NEW DELHI – Former prime minister of India, Atal Bihari Vajpayee passed away on Thursday at a hospital in capital New Delhi, according to reports in India media.
The 93-year-old was admitted to All India Institutes of Medical Sciences (AIIMS) on 11 June this year in a critical condition and had been at the facility since then. Vajpayee was suffering from urinary tract infection, lower respiratory tract infection and kidney problems.
“Atal Bihari Vajpayee has been admitted for the last nine weeks at AIIMS. His condition has worsened over the last 24 hours,” a press statement issued by AIIMS on Wednesday said. “His condition is critical and he is on life support system,” it further said.
A team of eight doctors was actively involved in the treatment of the three-time prime minister.
The BJP leader was the oldest living former Indian prime minister. Vajpayee had undergone knee replacement surgery at Breach Candy Hospital in Mumbai in 2001 and suffered a stroke in 2009 that impaired his speech. He was also suffering from diabetes and dementia.

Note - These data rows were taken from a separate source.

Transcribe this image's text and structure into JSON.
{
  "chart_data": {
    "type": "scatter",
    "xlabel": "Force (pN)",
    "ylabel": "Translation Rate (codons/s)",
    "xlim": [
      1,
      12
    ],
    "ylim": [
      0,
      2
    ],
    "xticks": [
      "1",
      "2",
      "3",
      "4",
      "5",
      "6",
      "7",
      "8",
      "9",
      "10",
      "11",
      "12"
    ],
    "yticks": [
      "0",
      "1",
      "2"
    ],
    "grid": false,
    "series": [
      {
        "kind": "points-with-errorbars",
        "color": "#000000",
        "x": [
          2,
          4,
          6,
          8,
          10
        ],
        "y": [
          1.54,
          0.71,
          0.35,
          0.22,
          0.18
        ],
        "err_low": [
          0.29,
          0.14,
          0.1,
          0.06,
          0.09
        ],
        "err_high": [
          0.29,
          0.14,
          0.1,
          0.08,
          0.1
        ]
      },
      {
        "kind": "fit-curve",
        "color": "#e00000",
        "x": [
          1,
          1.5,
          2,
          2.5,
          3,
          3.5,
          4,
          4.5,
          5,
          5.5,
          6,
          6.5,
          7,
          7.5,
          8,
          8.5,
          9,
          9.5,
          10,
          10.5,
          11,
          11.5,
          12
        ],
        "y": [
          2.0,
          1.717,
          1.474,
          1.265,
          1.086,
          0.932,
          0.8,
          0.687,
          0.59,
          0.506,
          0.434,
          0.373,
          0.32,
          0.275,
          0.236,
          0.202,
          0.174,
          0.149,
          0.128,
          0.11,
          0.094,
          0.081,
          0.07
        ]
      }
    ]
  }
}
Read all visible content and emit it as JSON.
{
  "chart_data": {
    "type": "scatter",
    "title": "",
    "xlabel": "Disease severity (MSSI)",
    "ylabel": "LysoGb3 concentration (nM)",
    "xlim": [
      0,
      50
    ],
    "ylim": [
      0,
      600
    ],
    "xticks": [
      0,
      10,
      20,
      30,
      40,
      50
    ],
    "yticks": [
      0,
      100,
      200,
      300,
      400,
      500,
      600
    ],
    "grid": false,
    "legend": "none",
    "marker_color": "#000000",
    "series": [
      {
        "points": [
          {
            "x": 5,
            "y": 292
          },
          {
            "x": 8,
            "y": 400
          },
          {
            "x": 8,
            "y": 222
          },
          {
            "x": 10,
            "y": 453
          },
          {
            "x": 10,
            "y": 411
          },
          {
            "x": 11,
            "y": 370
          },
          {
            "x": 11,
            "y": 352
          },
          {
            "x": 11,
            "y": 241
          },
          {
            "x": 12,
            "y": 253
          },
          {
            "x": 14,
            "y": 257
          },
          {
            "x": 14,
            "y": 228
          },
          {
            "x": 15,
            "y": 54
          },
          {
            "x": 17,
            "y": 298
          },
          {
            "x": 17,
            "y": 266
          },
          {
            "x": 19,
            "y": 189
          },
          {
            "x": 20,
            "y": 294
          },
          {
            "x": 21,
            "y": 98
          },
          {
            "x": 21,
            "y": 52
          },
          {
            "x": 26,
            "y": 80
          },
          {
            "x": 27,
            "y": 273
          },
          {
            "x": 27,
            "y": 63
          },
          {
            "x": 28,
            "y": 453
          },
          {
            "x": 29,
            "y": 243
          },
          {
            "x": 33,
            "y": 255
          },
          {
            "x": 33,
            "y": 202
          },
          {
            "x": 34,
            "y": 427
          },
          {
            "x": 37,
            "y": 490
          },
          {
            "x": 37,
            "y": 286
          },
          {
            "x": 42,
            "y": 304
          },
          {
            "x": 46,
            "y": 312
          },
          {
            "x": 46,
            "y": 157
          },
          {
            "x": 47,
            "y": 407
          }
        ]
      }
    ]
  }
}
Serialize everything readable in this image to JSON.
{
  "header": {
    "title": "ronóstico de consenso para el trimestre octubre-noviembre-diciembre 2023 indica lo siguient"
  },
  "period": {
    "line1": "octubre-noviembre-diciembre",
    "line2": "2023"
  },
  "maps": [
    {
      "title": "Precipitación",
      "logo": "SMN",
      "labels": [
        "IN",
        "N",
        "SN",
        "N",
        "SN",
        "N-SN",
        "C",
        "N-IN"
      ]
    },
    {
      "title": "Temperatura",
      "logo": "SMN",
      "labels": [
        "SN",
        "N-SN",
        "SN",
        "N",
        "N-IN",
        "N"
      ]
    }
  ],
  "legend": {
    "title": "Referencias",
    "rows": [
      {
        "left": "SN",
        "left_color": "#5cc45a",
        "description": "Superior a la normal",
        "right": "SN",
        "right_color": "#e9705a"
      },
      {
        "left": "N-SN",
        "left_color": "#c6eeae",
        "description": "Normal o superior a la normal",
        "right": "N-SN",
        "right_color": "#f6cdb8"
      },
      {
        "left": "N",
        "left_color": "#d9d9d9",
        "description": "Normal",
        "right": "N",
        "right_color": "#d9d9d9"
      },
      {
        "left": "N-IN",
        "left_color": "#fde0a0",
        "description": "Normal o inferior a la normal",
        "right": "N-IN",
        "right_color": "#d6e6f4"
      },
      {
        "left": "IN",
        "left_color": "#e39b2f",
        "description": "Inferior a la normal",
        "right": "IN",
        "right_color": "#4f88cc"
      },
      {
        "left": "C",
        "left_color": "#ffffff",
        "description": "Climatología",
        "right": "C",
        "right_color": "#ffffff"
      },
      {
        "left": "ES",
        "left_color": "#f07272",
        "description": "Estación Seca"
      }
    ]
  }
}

A founding member of the Bharatiya Jana Sangh, a precursor of the Bharatiya Janata Party (BJP), and a parliamentarian for four decades, Vajpayee is the first non-Congress leader to have completed a five-year term (1999-2004) as India’s prime minister.
During his second term, from 1998 to 1999, India conducted the second Pokhran nuclear tests (May 1998) and Vajpayee attended the Lahore summit (February 1999) where he travelled to Pakistan in a bus for establishing full-fledged diplomatic relations with the country.
The BJP-led National Democratic Alliance returned to power in the aftermath of the Kargil war with 303 seats in the Lok Sabha, and Vajpayee was chosen prime minister again.
Vajpayee never married and has an adopted daughter, Namita.